Cuando el Mundial de fútbol hacía callar las armas

Es bien sabido que en estos pueblos del Oriente Medio los veranos son propicios a guerras, y a graves conflictos políticos. Muchos de los acontecimientos más importantes de las últimas décadas han tenido lugar durante estos lentos y abrasadores veranos. La guerra de los Seis Días entre Israel y los países árabes, cuyas consecuencias están todavía patentes en los territorios palestinos, se libró en el mes de junio de 1967. La invasión del ejército judío del mes de junio de 1982 sorprendió a los libaneses. Fue otro día de agosto de 1990 que las tropas iraquíes se hicieron en unas horas con el emirato de Kuwait provocando posteriores calamidades e intervenciones armadas extranjeras. En el verano del 2006 este pequeño país levantino volvió a sufrir la guerra cuando soldados israelíes y milicianos del Hezbollah se enfrentaron en otra guerra estival. Los golpes de estado que más conmovieron a estos países se perpetraron también en esta estación del año, como el dirigido por Gamal Abdel Nasser contra el rey Faruk del mes de junio de 1958. Es tan patente éste fenómeno que ha sido estudiado con profundidad.

Como los Mundiales de fútbol se organizan en esta época coinciden con este tiempo de combates. El furor por el fútbol se extiende a todos los países árabes desde el Mgreb al Machrek, desde Marruecos al Sudán, Egipto, Irak, Siria, las monarquías petrolíferas del Golfo, donde sus televisiones pagan millones de dólares para los derechos de su transmisión. En el Líbano ésta alineación popular por el fútbol se alimenta además porque su gobierno ha prohibido al público asistir a los partidos de los diversos equipos locales como Ansar o Nehme, a fin de evitar que los campos de fútbol se conviertan en campos de Agramante, en dónde musulmanes y cristianos, sunníes y chiíes, sin olvidar a los drusos, se enfrenten a mano armada por un quítame éstas pajas. Hace unos años en el estadio municipal de Beirut, los aficionados de Ansar y de Nehme estuvieron a punto de provocar un zafarrancho de combate con disparos de fusiles, ametralladoras, y otras armas de fuego. Las a veces encarnizadas luchas confesionales de éste estado de 18 comunidades de diferente base religiosa, inflamaron a los enfebrecidos partidarios de uno y otro equipo exponiendo a arrastrar a la calle a vecinos del barrio suní de Tarek Jdide y chií, Barbur. Los enfrentamientos armados anteriores entre la organización chií del Hezbollah y los seguidores sunníes de Saad El Hariri, que estuvieron en trance de reavivar los rescoldos de la guerra civil, obligaron a reforzar esta tajante prohibición.

Hay una tal hambre de fútbol que la vida cotidiana gira estas semanas alrededor del Mundial. No solo son las grades pantallas de televisión instaladas en numerosos restaurantes y cafés, tanto en barrios populares como residenciales, sino la proliferación de banderas de muchos de los equipos internacionales con preferencia de las brasileñas y alemanas. A fin de impedir reyertas por mor de las banderas, el ministerio del Interior dio una inútil orden de no exhibirlas. Pero por lo menos las de Arabia saudí e Irán, dos estados muy influyentes en la política local a través de sus comunidades infeudadas, sunníes y chiíes, no se ven en los lugares públicos. En un suburbio de la capital un hombre apuñaló a un muchacho por una discusión en torno a un partido de fútbol. En las calles son frecuentes al anochecer, salvas de disparos de armas a raíz del anuncio de cada gol.

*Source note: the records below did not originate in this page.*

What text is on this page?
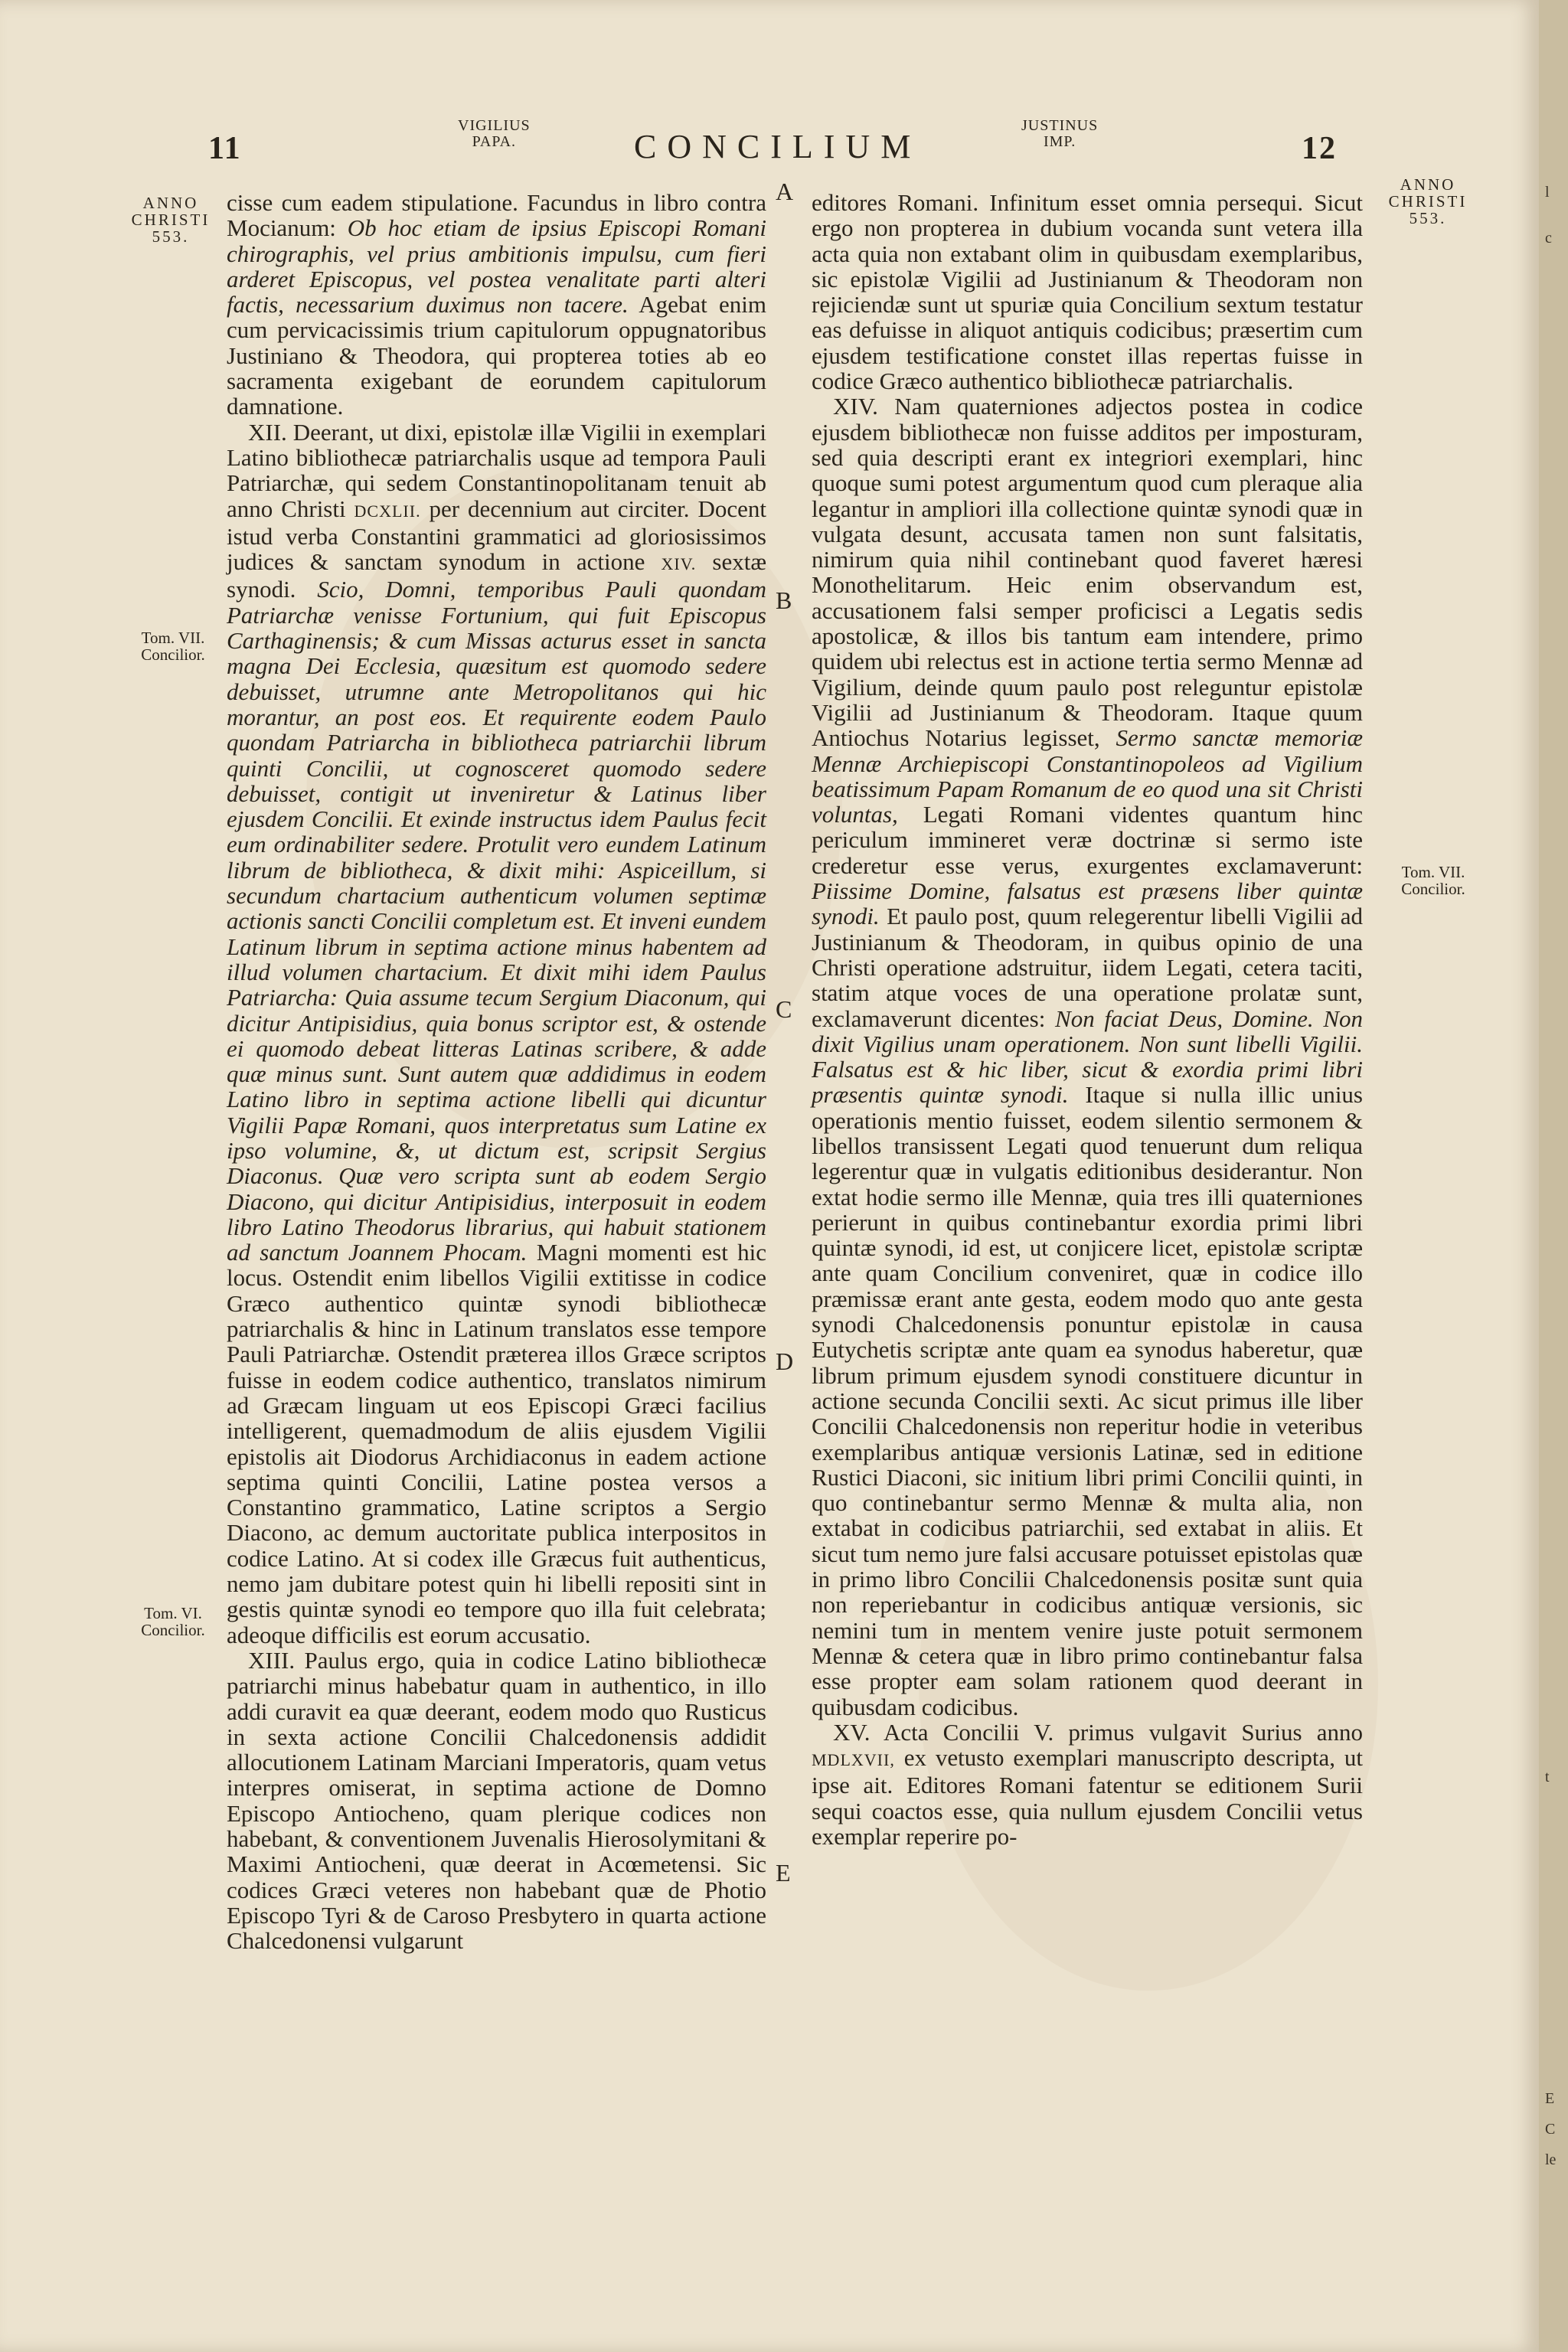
11
VIGILIUS
PAPA.	CONCILIUM
JUSTINUS
IMP.	12
ANNO
CHRISTI
553.
Tom. VII.
Concilior.
Tom. VI.
Concilior.
ANNO
CHRISTI
553.
Tom. VII.
Concilior.
A
B
C
D
E

cisse cum eadem stipulatione. Facundus in libro contra Mocianum: Ob hoc etiam de ipsius Episcopi Romani chirographis, vel prius ambitionis impulsu, cum fieri arderet Episcopus, vel postea venalitate parti alteri factis, necessarium duximus non tacere. Agebat enim cum pervicacissimis trium capitulorum oppugnatoribus Justiniano & Theodora, qui propterea toties ab eo sacramenta exigebant de eorundem capitulorum damnatione.

XII. Deerant, ut dixi, epistolæ illæ Vigilii in exemplari Latino bibliothecæ patriarchalis usque ad tempora Pauli Patriarchæ, qui sedem Constantinopolitanam tenuit ab anno Christi DCXLII. per decennium aut circiter. Docent istud verba Constantini grammatici ad gloriosissimos judices & sanctam synodum in actione XIV. sextæ synodi. Scio, Domni, temporibus Pauli quondam Patriarchæ venisse Fortunium, qui fuit Episcopus Carthaginensis; & cum Missas acturus esset in sancta magna Dei Ecclesia, quæsitum est quomodo sedere debuisset, utrumne ante Metropolitanos qui hic morantur, an post eos. Et requirente eodem Paulo quondam Patriarcha in bibliotheca patriarchii librum quinti Concilii, ut cognosceret quomodo sedere debuisset, contigit ut inveniretur & Latinus liber ejusdem Concilii. Et exinde instructus idem Paulus fecit eum ordinabiliter sedere. Protulit vero eundem Latinum librum de bibliotheca, & dixit mihi: Aspiceillum, si secundum chartacium authenticum volumen septimæ actionis sancti Concilii completum est. Et inveni eundem Latinum librum in septima actione minus habentem ad illud volumen chartacium. Et dixit mihi idem Paulus Patriarcha: Quia assume tecum Sergium Diaconum, qui dicitur Antipisidius, quia bonus scriptor est, & ostende ei quomodo debeat litteras Latinas scribere, & adde quæ minus sunt. Sunt autem quæ addidimus in eodem Latino libro in septima actione libelli qui dicuntur Vigilii Papæ Romani, quos interpretatus sum Latine ex ipso volumine, &, ut dictum est, scripsit Sergius Diaconus. Quæ vero scripta sunt ab eodem Sergio Diacono, qui dicitur Antipisidius, interposuit in eodem libro Latino Theodorus librarius, qui habuit stationem ad sanctum Joannem Phocam. Magni momenti est hic locus. Ostendit enim libellos Vigilii extitisse in codice Græco authentico quintæ synodi bibliothecæ patriarchalis & hinc in Latinum translatos esse tempore Pauli Patriarchæ. Ostendit præterea illos Græce scriptos fuisse in eodem codice authentico, translatos nimirum ad Græcam linguam ut eos Episcopi Græci facilius intelligerent, quemadmodum de aliis ejusdem Vigilii epistolis ait Diodorus Archidiaconus in eadem actione septima quinti Concilii, Latine postea versos a Constantino grammatico, Latine scriptos a Sergio Diacono, ac demum auctoritate publica interpositos in codice Latino. At si codex ille Græcus fuit authenticus, nemo jam dubitare potest quin hi libelli repositi sint in gestis quintæ synodi eo tempore quo illa fuit celebrata; adeoque difficilis est eorum accusatio.

XIII. Paulus ergo, quia in codice Latino bibliothecæ patriarchi minus habebatur quam in authentico, in illo addi curavit ea quæ deerant, eodem modo quo Rusticus in sexta actione Concilii Chalcedonensis addidit allocutionem Latinam Marciani Imperatoris, quam vetus interpres omiserat, in septima actione de Domno Episcopo Antiocheno, quam plerique codices non habebant, & conventionem Juvenalis Hierosolymitani & Maximi Antiocheni, quæ deerat in Acœmetensi. Sic codices Græci veteres non habebant quæ de Photio Episcopo Tyri & de Caroso Presbytero in quarta actione Chalcedonensi vulgarunt

editores Romani. Infinitum esset omnia persequi. Sicut ergo non propterea in dubium vocanda sunt vetera illa acta quia non extabant olim in quibusdam exemplaribus, sic epistolæ Vigilii ad Justinianum & Theodoram non rejiciendæ sunt ut spuriæ quia Concilium sextum testatur eas defuisse in aliquot antiquis codicibus; præsertim cum ejusdem testificatione constet illas repertas fuisse in codice Græco authentico bibliothecæ patriarchalis.

XIV. Nam quaterniones adjectos postea in codice ejusdem bibliothecæ non fuisse additos per imposturam, sed quia descripti erant ex integriori exemplari, hinc quoque sumi potest argumentum quod cum pleraque alia legantur in ampliori illa collectione quintæ synodi quæ in vulgata desunt, accusata tamen non sunt falsitatis, nimirum quia nihil continebant quod faveret hæresi Monothelitarum. Heic enim observandum est, accusationem falsi semper proficisci a Legatis sedis apostolicæ, & illos bis tantum eam intendere, primo quidem ubi relectus est in actione tertia sermo Mennæ ad Vigilium, deinde quum paulo post releguntur epistolæ Vigilii ad Justinianum & Theodoram. Itaque quum Antiochus Notarius legisset, Sermo sanctæ memoriæ Mennæ Archiepiscopi Constantinopoleos ad Vigilium beatissimum Papam Romanum de eo quod una sit Christi voluntas, Legati Romani videntes quantum hinc periculum immineret veræ doctrinæ si sermo iste crederetur esse verus, exurgentes exclamaverunt: Piissime Domine, falsatus est præsens liber quintæ synodi. Et paulo post, quum relegerentur libelli Vigilii ad Justinianum & Theodoram, in quibus opinio de una Christi operatione adstruitur, iidem Legati, cetera taciti, statim atque voces de una operatione prolatæ sunt, exclamaverunt dicentes: Non faciat Deus, Domine. Non dixit Vigilius unam operationem. Non sunt libelli Vigilii. Falsatus est & hic liber, sicut & exordia primi libri præsentis quintæ synodi. Itaque si nulla illic unius operationis mentio fuisset, eodem silentio sermonem & libellos transissent Legati quod tenuerunt dum reliqua legerentur quæ in vulgatis editionibus desiderantur. Non extat hodie sermo ille Mennæ, quia tres illi quaterniones perierunt in quibus continebantur exordia primi libri quintæ synodi, id est, ut conjicere licet, epistolæ scriptæ ante quam Concilium conveniret, quæ in codice illo præmissæ erant ante gesta, eodem modo quo ante gesta synodi Chalcedonensis ponuntur epistolæ in causa Eutychetis scriptæ ante quam ea synodus haberetur, quæ librum primum ejusdem synodi constituere dicuntur in actione secunda Concilii sexti. Ac sicut primus ille liber Concilii Chalcedonensis non reperitur hodie in veteribus exemplaribus antiquæ versionis Latinæ, sed in editione Rustici Diaconi, sic initium libri primi Concilii quinti, in quo continebantur sermo Mennæ & multa alia, non extabat in codicibus patriarchii, sed extabat in aliis. Et sicut tum nemo jure falsi accusare potuisset epistolas quæ in primo libro Concilii Chalcedonensis positæ sunt quia non reperiebantur in codicibus antiquæ versionis, sic nemini tum in mentem venire juste potuit sermonem Mennæ & cetera quæ in libro primo continebantur falsa esse propter eam solam rationem quod deerant in quibusdam codicibus.

XV. Acta Concilii V. primus vulgavit Surius anno MDLXVII, ex vetusto exemplari manuscripto descripta, ut ipse ait. Editores Romani fatentur se editionem Surii sequi coactos esse, quia nullum ejusdem Concilii vetus exemplar reperire po-

l
c
t
E
C
le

Las historias sobre las copas del Mundo de futbol en Beirut durante estos años son sorprendentes. Durante el Mundial de 1982, en España, en plena invasión israelí del Líbano, los combates disminuían de intensidad en el tiempo de las transmisiones de los partidos. Los bombardeos se interrumpían en el frente como si también los soldados israelíes quisiesen, en un intervalo, hacer callar sus armas. Cuatro años más tarde en el episodio fratricida de la lucha entre cristianos, entre el general Michel Aoun y el jefe de la milicia Samir Geagea, yo vi en algunas barricadas del oeste de la ciudad, cómo los combatientes contemplaban ensimismados las imágenes de los partidos del Mundial en frágiles aparatos de televisión que hacían funcionar con baterías, en pausas de su lucha. Al final del partido en el que Francia salió ganadora, combatientes de uno y otro bando, rompieron su breve tregua, con salvas al cielo, aclamando al equipo francés.

“Cómo nos gustaría ­­–Escribió entonces un periodista libanés – que las guerras se hiciesen con goles y no con cañonazos. ¿Cuándo llegará el tiempo del final de estos “matches” sangrientos que padecemos desde hace quince años?’’

La guerra libanesa de mil rostros se arrastró desde 1975 a 1990.